RealTime Bigdata Issues and solutions
ZooKeeper is a replicated synchronization service with eventual consistency. It is robust, since the persisted data is distributed between multiple nodes (this set of nodes is called an “ensemble”) and one client connects to any of them (i.e., a specific “server”), migrating if one node fails; as long as a strict majority of nodes are working, the ensemble of ZooKeeper nodes is alive. In particular, a master node is dynamically chosen by consensus within the ensemble; if the master node fails, the role of master migrates to another node.
The master is the authority for writes: in this way writes can be guaranteed to be persisted in-order, i.e., writes are linear. Each time a client writes to the ensemble, a majority of nodes persist the information: these nodes include the server for the client, and obviously the master. This means that each write makes the server up-to-date with the master. It also means, however, that you cannot have concurrent writes.

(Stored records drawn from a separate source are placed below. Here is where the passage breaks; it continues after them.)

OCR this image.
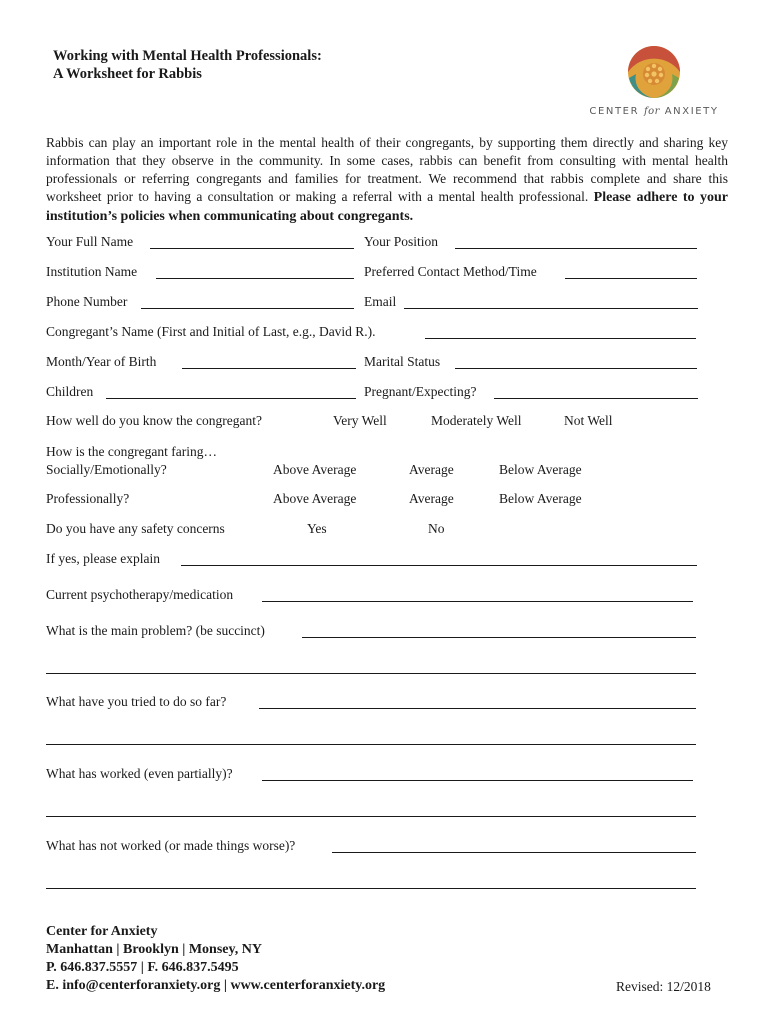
Working with Mental Health Professionals:
A Worksheet for Rabbis
CENTER for ANXIETY
Rabbis can play an important role in the mental health of their congregants, by supporting them directly and sharing key information that they observe in the community. In some cases, rabbis can benefit from consulting with mental health professionals or referring congregants and families for treatment. We recommend that rabbis complete and share this worksheet prior to having a consultation or making a referral with a mental health professional. Please adhere to your institution’s policies when communicating about congregants.
Your Full Name	Your Position
Institution Name	Preferred Contact Method/Time
Phone Number	Email
Congregant’s Name (First and Initial of Last, e.g., David R.).
Month/Year of Birth	Marital Status
Children	Pregnant/Expecting?
How well do you know the congregant?	Very Well	Moderately Well	Not Well
How is the congregant faring…
Socially/Emotionally?	Above Average	Average	Below Average
Professionally?	Above Average	Average	Below Average
Do you have any safety concerns	Yes	No
If yes, please explain
Current psychotherapy/medication
What is the main problem? (be succinct)
What have you tried to do so far?
What has worked (even partially)?
What has not worked (or made things worse)?
Center for Anxiety
Manhattan | Brooklyn | Monsey, NY
P. 646.837.5557 | F. 646.837.5495
E. info@centerforanxiety.org | www.centerforanxiety.org	Revised: 12/2018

The guarantee of linear writes is the reason for the fact that ZooKeeper does not perform well for write-dominant workloads. In particular, it should not be used for interchange of large data, such as media. As long as your communication involves shared data, ZooKeeper helps you. When data could be written concurrently, ZooKeeper actually gets in the way, because it imposes a strict ordering of operations even if not strictly necessary from the perspective of the writers. Its ideal use is for coordination, where messages are exchanged between the clients.